- Born: New South Wales
- Education: Sydney University
- Occupations: Horticulturist, author, television presenter
- Television: Gardening Australia

= Angus Stewart =

Australian horticulturist

Angus Stewart is an Australian horticulturist, gardening author and former television presenter on Gardening Australia.

Stewart was born in country New South Wales and graduated from Sydney University with a First Class Honors Degree in Agricultural Science and Environmental Horticulture and worked extensively in the nursery and cut flower industries ever since.

As a professional horticulturalist Stewart has spent a lifetime working with and breeding Australian native plants to make them more gardener friendly. In January 2016, among his many achievements as a plant breeder, he released his new Tall and Tough Landscape range of Kangaroo paws.

Stewart debuted on ABC Radio 702 as a regular guest on the John Doyle (aka Rampaging Roy Slaven) afternoon program. Dubbed “Doctor of the Dirt, Surgeon of the Soil, Professor of the Paddock”, Stewart continued on this program for five years before joining a range of other presenters and is now a regular guest on ABC and talk back radio throughout Australia.

As well as being a former presenter on ABC TV's Gardening Australia he also made guest appearances on various other TV programs including Channel 7's Better Homes and Gardens.

In addition to his work in the media, Stewart is an experienced international speaker, tour leader and consultant for rural and urban developments.

Stewart is an Honorary Research Associate at the Australian Botanic Garden Mt Annan where he is domesticating Australian natives from the wild.
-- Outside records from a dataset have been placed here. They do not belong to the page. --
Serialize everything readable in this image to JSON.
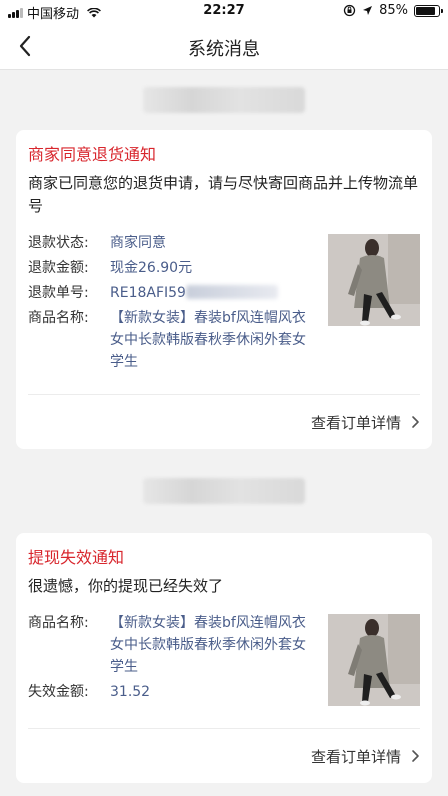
{
  "status_bar": {
    "carrier": "中国移动",
    "time": "22:27",
    "battery": "85%",
    "battery_level": 0.85
  },
  "nav": {
    "title": "系统消息"
  },
  "messages": [
    {
      "title": "商家同意退货通知",
      "description": "商家已同意您的退货申请，请与尽快寄回商品并上传物流单号",
      "fields": [
        {
          "label": "退款状态:",
          "value": "商家同意"
        },
        {
          "label": "退款金额:",
          "value": "现金26.90元"
        },
        {
          "label": "退款单号:",
          "value": "RE18AFI59"
        },
        {
          "label": "商品名称:",
          "value": "【新款女装】春装bf风连帽风衣女中长款韩版春秋季休闲外套女学生"
        }
      ],
      "detail_label": "查看订单详情"
    },
    {
      "title": "提现失效通知",
      "description": "很遗憾，你的提现已经失效了",
      "fields": [
        {
          "label": "商品名称:",
          "value": "【新款女装】春装bf风连帽风衣女中长款韩版春秋季休闲外套女学生"
        },
        {
          "label": "失效金额:",
          "value": "31.52"
        }
      ],
      "detail_label": "查看订单详情"
    }
  ],
  "colors": {
    "title_red": "#d8262d",
    "value_blue": "#4a5d8a",
    "background": "#f2f2f2"
  }
}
Recognizing that Australian wildflowers are a highly desirable commodity in Australia and overseas, much of Stewart's work at Mt Annan is focused on preserving rare wildflowers through cultivation.

Stewart has been widely acknowledged for his contribution to our knowledge of Native Plants.

He has written several books on gardening, including Gardening on the Wild Side, Let's Propagate! and The Waterwise Australian Native Garden. Currently he is a brand ambassador for a raised garden bed company, Vegepod.

Stewart produces regular newsletters and articles on his website, which also hosts a Plant Database which is free to access.